Filme / Gewinner / Meinung

Bester Film: Çekmeceler (Schubladen, 2015)
Beste Hauptdarstellerin: Ece Dizdar, Tilbe Saran, Nilüfer Açıkalan

Der einzige Beitrag mit einer „Ab 18“-Kennzeichnung, gewann gleich zwei Preise: Bester Film und beste Hauptdarstellerin, hier sogar bestes weibliches Ensemble (freies Zitat der Jury: „Wir konnten uns zwischen den drei unglaublichen Leistungen nicht entscheiden“).

Das Regisseur-Team Mehmet Binay und M. Caner Alper reisen in ihrem herzzereißendem, schauerlichem Film zwischen Vergangenheit und Gegenwart der Protagonistin, die blutüberströmt und schreiend, mit Schnitten am ganzen Körper in ihrer Wohnung aufgefunden wird. Beruhend auf einer wahren Begebenheit.

Wertung: 4,5 / 5

Bester Hauptdarsteller: Tansu Biçer – Neden Tarkovski Olamıyorum? (Warum kann ich nicht Tarkowski sein?, 2014)

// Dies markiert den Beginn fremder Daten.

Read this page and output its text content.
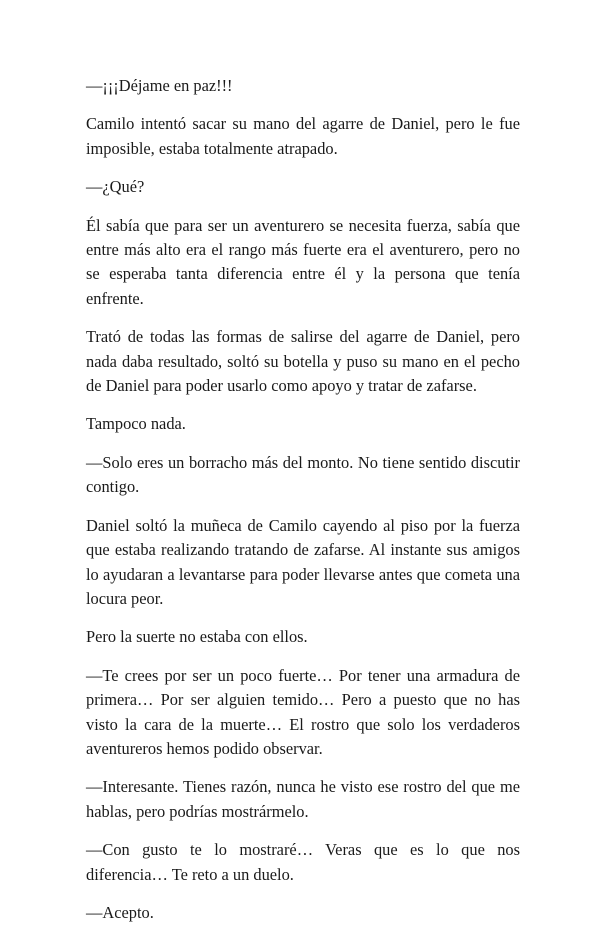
—¡¡¡Déjame en paz!!!

Camilo intentó sacar su mano del agarre de Daniel, pero le fue imposible, estaba totalmente atrapado.

—¿Qué?

Él sabía que para ser un aventurero se necesita fuerza, sabía que entre más alto era el rango más fuerte era el aventurero, pero no se esperaba tanta diferencia entre él y la persona que tenía enfrente.

Trató de todas las formas de salirse del agarre de Daniel, pero nada daba resultado, soltó su botella y puso su mano en el pecho de Daniel para poder usarlo como apoyo y tratar de zafarse.

Tampoco nada.

—Solo eres un borracho más del monto. No tiene sentido discutir contigo.

Daniel soltó la muñeca de Camilo cayendo al piso por la fuerza que estaba realizando tratando de zafarse. Al instante sus amigos lo ayudaran a levantarse para poder llevarse antes que cometa una locura peor.

Pero la suerte no estaba con ellos.

—Te crees por ser un poco fuerte… Por tener una armadura de primera… Por ser alguien temido… Pero a puesto que no has visto la cara de la muerte… El rostro que solo los verdaderos aventureros hemos podido observar.

—Interesante. Tienes razón, nunca he visto ese rostro del que me hablas, pero podrías mostrármelo.

—Con gusto te lo mostraré… Veras que es lo que nos diferencia… Te reto a un duelo.

—Acepto.
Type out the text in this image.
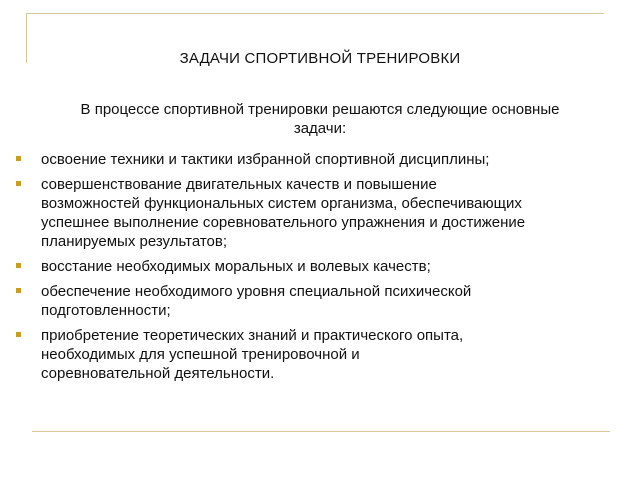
ЗАДАЧИ СПОРТИВНОЙ ТРЕНИРОВКИ

В процессе спортивной тренировки решаются следующие основные
задачи:

освоение техники и тактики избранной спортивной дисциплины;
совершенствование двигательных качеств и повышение
возможностей функциональных систем организма, обеспечивающих
успешнее выполнение соревновательного упражнения и достижение
планируемых результатов;
восстание необходимых моральных и волевых качеств;
обеспечение необходимого уровня специальной психической
подготовленности;
приобретение теоретических знаний и практического опыта,
необходимых для успешной тренировочной и
соревновательной деятельности.
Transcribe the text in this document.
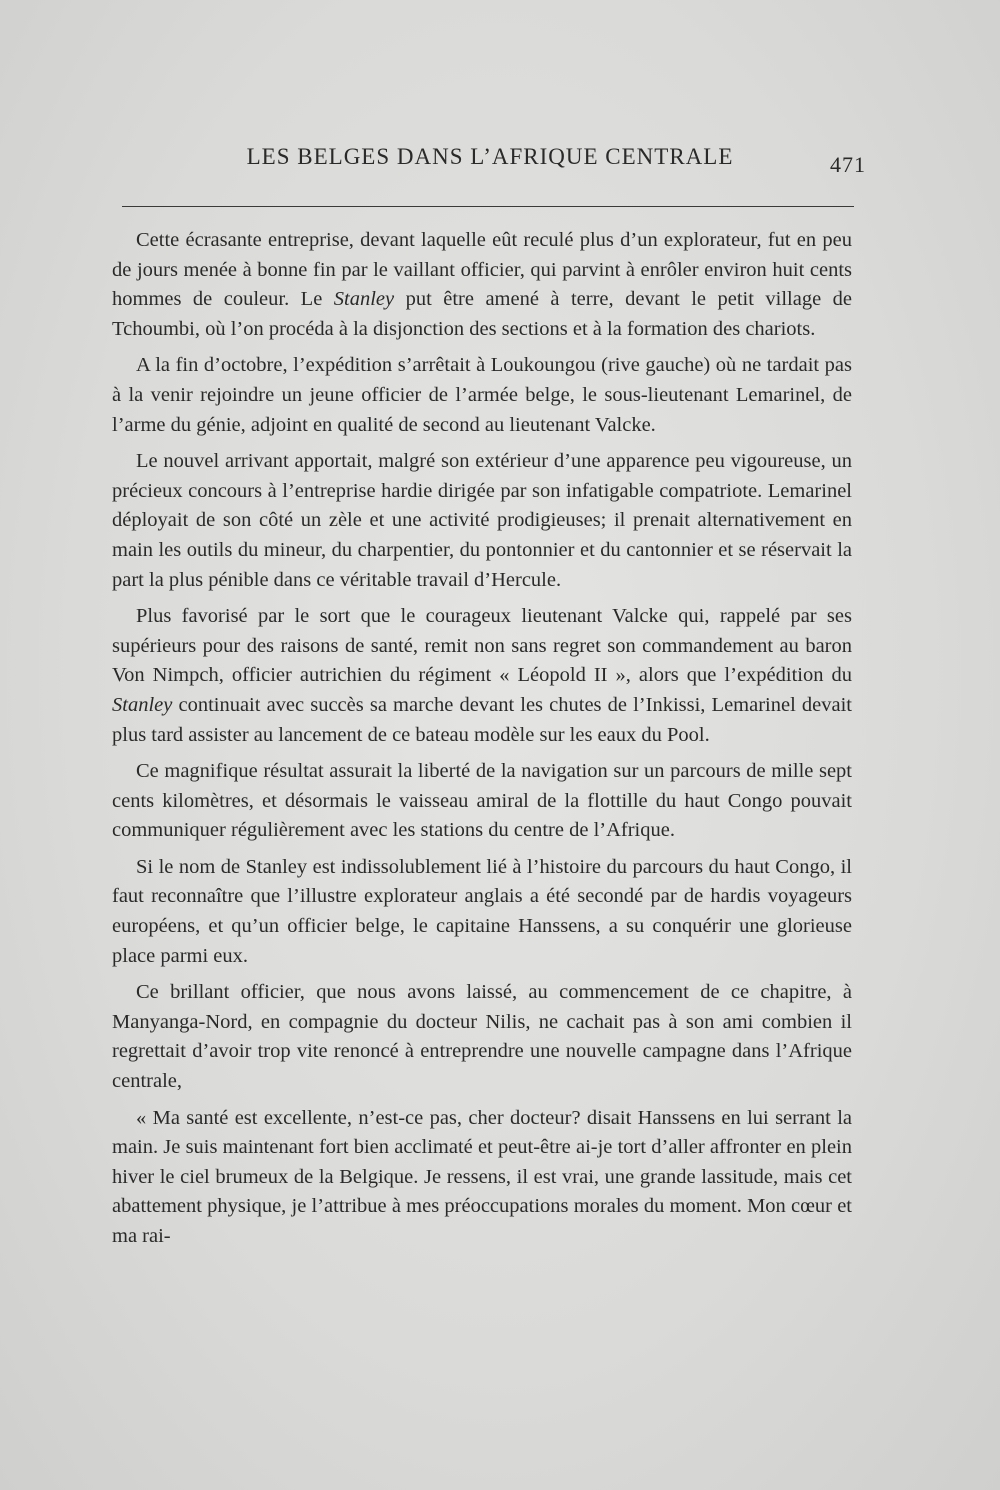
LES BELGES DANS L’AFRIQUE CENTRALE	471

Cette écrasante entreprise, devant laquelle eût reculé plus d’un explorateur, fut en peu de jours menée à bonne fin par le vaillant officier, qui parvint à enrôler environ huit cents hommes de couleur. Le Stanley put être amené à terre, devant le petit village de Tchoumbi, où l’on procéda à la disjonction des sections et à la formation des chariots.

A la fin d’octobre, l’expédition s’arrêtait à Loukoungou (rive gauche) où ne tardait pas à la venir rejoindre un jeune officier de l’armée belge, le sous-lieutenant Lemarinel, de l’arme du génie, adjoint en qualité de second au lieutenant Valcke.

Le nouvel arrivant apportait, malgré son extérieur d’une apparence peu vigoureuse, un précieux concours à l’entreprise hardie dirigée par son infatigable compatriote. Lemarinel déployait de son côté un zèle et une activité prodigieuses; il prenait alternativement en main les outils du mineur, du charpentier, du pontonnier et du cantonnier et se réservait la part la plus pénible dans ce véritable travail d’Hercule.

Plus favorisé par le sort que le courageux lieutenant Valcke qui, rappelé par ses supérieurs pour des raisons de santé, remit non sans regret son commandement au baron Von Nimpch, officier autrichien du régiment « Léopold II », alors que l’expédition du Stanley continuait avec succès sa marche devant les chutes de l’Inkissi, Lemarinel devait plus tard assister au lancement de ce bateau modèle sur les eaux du Pool.

Ce magnifique résultat assurait la liberté de la navigation sur un parcours de mille sept cents kilomètres, et désormais le vaisseau amiral de la flottille du haut Congo pouvait communiquer régulièrement avec les stations du centre de l’Afrique.

Si le nom de Stanley est indissolublement lié à l’histoire du parcours du haut Congo, il faut reconnaître que l’illustre explorateur anglais a été secondé par de hardis voyageurs européens, et qu’un officier belge, le capitaine Hanssens, a su conquérir une glorieuse place parmi eux.

Ce brillant officier, que nous avons laissé, au commencement de ce chapitre, à Manyanga-Nord, en compagnie du docteur Nilis, ne cachait pas à son ami combien il regrettait d’avoir trop vite renoncé à entreprendre une nouvelle campagne dans l’Afrique centrale,

« Ma santé est excellente, n’est-ce pas, cher docteur? disait Hanssens en lui serrant la main. Je suis maintenant fort bien acclimaté et peut-être ai-je tort d’aller affronter en plein hiver le ciel brumeux de la Belgique. Je ressens, il est vrai, une grande lassitude, mais cet abattement physique, je l’attribue à mes préoccupations morales du moment. Mon cœur et ma rai-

Tansu Biçer spielt Bahadir, einen türkischen Regisseuren, einen brotlosen Künstler, einen Liebhaber von Tarkovski und Bergman. Niedergeschlagen und gelangweilt, muss er – für gerade mal Taschengeld – mit einem nichtsnutzigen Team anspruchslose TV-Filme und Serien für die Masse drehen, denn anspruchsvolles Kino findet kaum Finanzierung. Mit viel Humor und einem Tansu Biçer, welcher sehr überzeugend den Unüberzeugten spielt, spricht der Film die schwierige Situation und die vielen Stolpersteine für den anspruchsvollen Film in der Türkei an.

Wertung: 4 / 5

Publikumspreis: İçimdeki İnsan (Der Mensch in mir, 2014)

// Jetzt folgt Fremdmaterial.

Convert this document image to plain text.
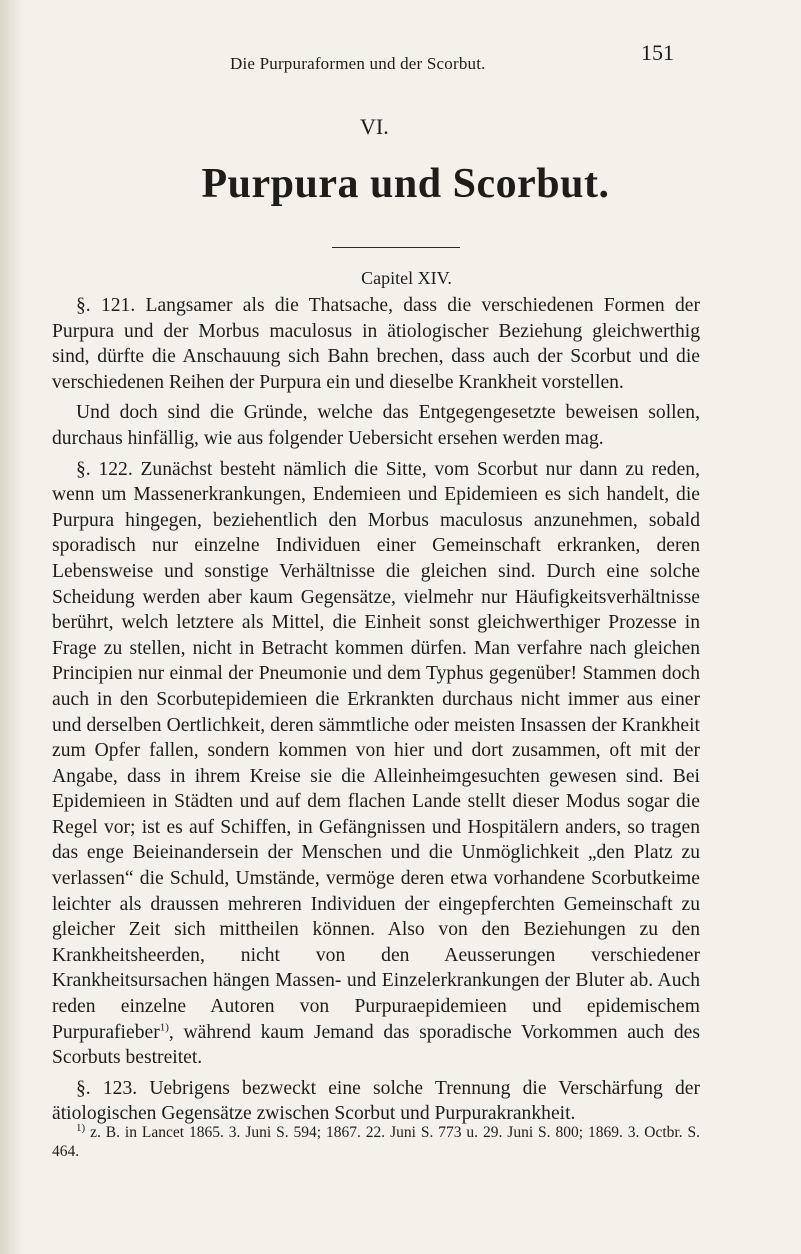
Die Purpuraformen und der Scorbut.	151
VI.
Purpura und Scorbut.
Capitel XIV.

§. 121. Langsamer als die Thatsache, dass die verschiedenen Formen der Purpura und der Morbus maculosus in ätiologischer Beziehung gleichwerthig sind, dürfte die Anschauung sich Bahn brechen, dass auch der Scorbut und die verschiedenen Reihen der Purpura ein und dieselbe Krankheit vorstellen.

Und doch sind die Gründe, welche das Entgegengesetzte beweisen sollen, durchaus hinfällig, wie aus folgender Uebersicht ersehen werden mag.

§. 122. Zunächst besteht nämlich die Sitte, vom Scorbut nur dann zu reden, wenn um Massenerkrankungen, Endemieen und Epidemieen es sich handelt, die Purpura hingegen, beziehentlich den Morbus maculosus anzunehmen, sobald sporadisch nur einzelne Individuen einer Gemeinschaft erkranken, deren Lebensweise und sonstige Verhältnisse die gleichen sind. Durch eine solche Scheidung werden aber kaum Gegensätze, vielmehr nur Häufigkeitsverhältnisse berührt, welch letztere als Mittel, die Einheit sonst gleichwerthiger Prozesse in Frage zu stellen, nicht in Betracht kommen dürfen. Man verfahre nach gleichen Principien nur einmal der Pneumonie und dem Typhus gegenüber! Stammen doch auch in den Scorbutepidemieen die Erkrankten durchaus nicht immer aus einer und derselben Oertlichkeit, deren sämmtliche oder meisten Insassen der Krankheit zum Opfer fallen, sondern kommen von hier und dort zusammen, oft mit der Angabe, dass in ihrem Kreise sie die Alleinheimgesuchten gewesen sind. Bei Epidemieen in Städten und auf dem flachen Lande stellt dieser Modus sogar die Regel vor; ist es auf Schiffen, in Gefängnissen und Hospitälern anders, so tragen das enge Beieinandersein der Menschen und die Unmöglichkeit „den Platz zu verlassen“ die Schuld, Umstände, vermöge deren etwa vorhandene Scorbutkeime leichter als draussen mehreren Individuen der eingepferchten Gemeinschaft zu gleicher Zeit sich mittheilen können. Also von den Beziehungen zu den Krankheitsheerden, nicht von den Aeusserungen verschiedener Krankheitsursachen hängen Massen- und Einzelerkrankungen der Bluter ab. Auch reden einzelne Autoren von Purpuraepidemieen und epidemischem Purpurafieber$^{1)}$, während kaum Jemand das sporadische Vorkommen auch des Scorbuts bestreitet.

§. 123. Uebrigens bezweckt eine solche Trennung die Verschärfung der ätiologischen Gegensätze zwischen Scorbut und Purpurakrankheit.

$^{1)}$ z. B. in Lancet 1865. 3. Juni S. 594; 1867. 22. Juni S. 773 u. 29. Juni S. 800; 1869. 3. Octbr. S. 464.
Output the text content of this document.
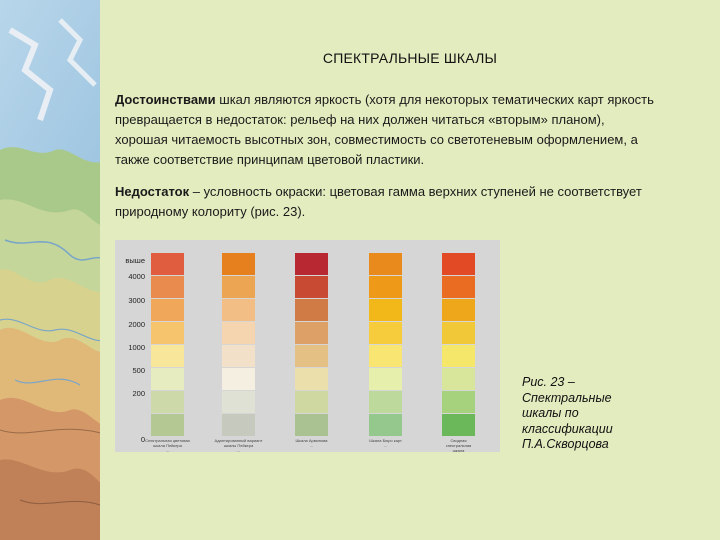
СПЕКТРАЛЬНЫЕ ШКАЛЫ
Достоинствами шкал являются яркость (хотя для некоторых тематических карт яркость превращается в недостаток: рельеф на них должен читаться «вторым» планом), хорошая читаемость высотных зон, совместимость со светотеневым оформлением, а также соответствие принципам цветовой пластики.
Недостаток – условность окраски: цветовая гамма верхних ступеней не соответствует природному колориту (рис. 23).
выше
4000
3000
2000
1000
500
200
0 Спектральная цветовая
шкала Пейкера
…
Адаптированный вариант
шкалы Пейкера
…
Шкала Арминова
…
Шкала Бюро карт
…
Сводная
спектральная
шкала
Рис. 23 – Спектральные шкалы по классификации П.А.Скворцова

Sabri, ein einfacher Büroangestellter, nimmt eine Rohrzange und erschlägt seinen Chef. Doch Sabri selbst behauptet, er hätte nur eine Ratte erschlagen. Einen Tag später später nimmt er sich im Gefängnis das Leben. Sein früherer Jugendfreund, für wenige Tage wieder in seiner Heimatstadt, öffnet die Tür zur Vergangenheit Sabris, um das Mysterium zu klären. Durch die unterschiedlichen Aussagen von Freunden, Bekannten und Arbeitskollegen entsteht somit mehr und mehr ein Charakter, eine Person, voller Leid, Selbstbeherrschung, Liebe und Trauer; missverstanden und -handelt von allen Seiten.

Berechtigterweise hat das Publikum diesen Film ausgezeichnet, der in gewissen Szenen an David Lynch erinnert und noch lange im Herzen und den Köpfen der Zuschauer nachhallt.

Wertung: 4 / 5

Sonderpreis der Jury: He Bû Tune Bû (Es war einmal, 2014)

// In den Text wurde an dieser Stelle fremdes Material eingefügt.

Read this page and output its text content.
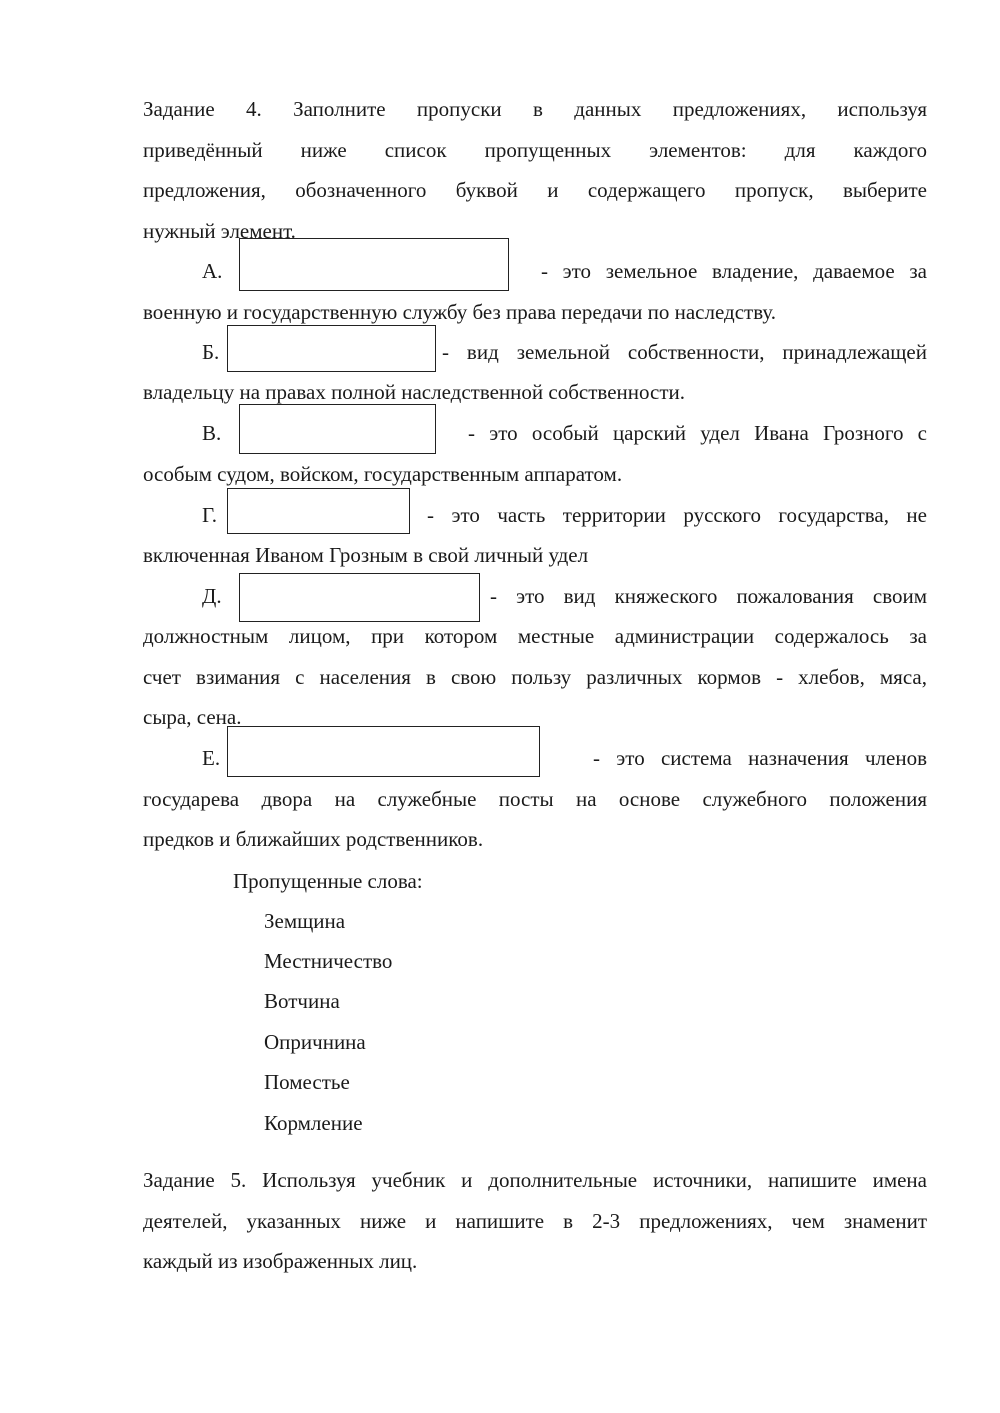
Задание 4. Заполните пропуски в данных предложениях, используя
приведённый ниже список пропущенных элементов: для каждого
предложения, обозначенного буквой и содержащего пропуск, выберите
нужный элемент.
А.	- это земельное владение, даваемое за
военную и государственную службу без права передачи по наследству.
Б.	- вид земельной собственности, принадлежащей
владельцу на правах полной наследственной собственности.
В.	- это особый царский удел Ивана Грозного с
особым судом, войском, государственным аппаратом.
Г.	- это часть территории русского государства, не
включенная Иваном Грозным в свой личный удел
Д.	- это вид княжеского пожалования своим
должностным лицом, при котором местные администрации содержалось за
счет взимания с населения в свою пользу различных кормов - хлебов, мяса,
сыра, сена.
Е.	- это система назначения членов
государева двора на служебные посты на основе служебного положения
предков и ближайших родственников.
Пропущенные слова:
Земщина
Местничество
Вотчина
Опричнина
Поместье
Кормление
Задание 5. Используя учебник и дополнительные источники, напишите имена
деятелей, указанных ниже и напишите в 2-3 предложениях, чем знаменит
каждый из изображенных лиц.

Zwei kurdische Familien, arbeitend auf Feldern türkischer Großgrundbesitzer. Vom 14-jährigen Kind, bis zum gebrechlichen Vater packen alle an, leben in Zelten mit wenig Ausstattung und das alles für einen Lohn, der nur annähernd alle Kosten deckt. Arbeit, Arbeit, Arbeit und Situationen, wegen welchen die eine Familie der anderen die Töchter wegnehmen möchte. Es war einmal … nur ist dies keine Dokumentation über die Gegenwart, sondern eine Reportage – von welcher ein Großteil spontan aus der Situation heraus entstanden ist – über das hier und jetzt.

Der Vorsitzende der Jury, Uwe Kockisch, nannte diesen Film sehr wichtig und dies ist er wahrlich. Ein politischer, aktueller Film.

Wertung: 3 / 5

Öngören-Preis für Demokratie und Menschenrechte: Wir sind jung, wir sind stark (2014)

Vom Autor (leider) nicht gesichtet worden.

Mehr dazu von Florian Erbach.

Von der großen Auswahl an Kurzfilmen (150 Minuten) ging der erste Preis an Berfeşir (Die Eiscreme), gefolgt von Sûret (Das Gesicht) und Maç Günlüğü (Das Fußballspiel).

Das 20. Festival ist vorbei. Das 21. Festival steht vor der Tür.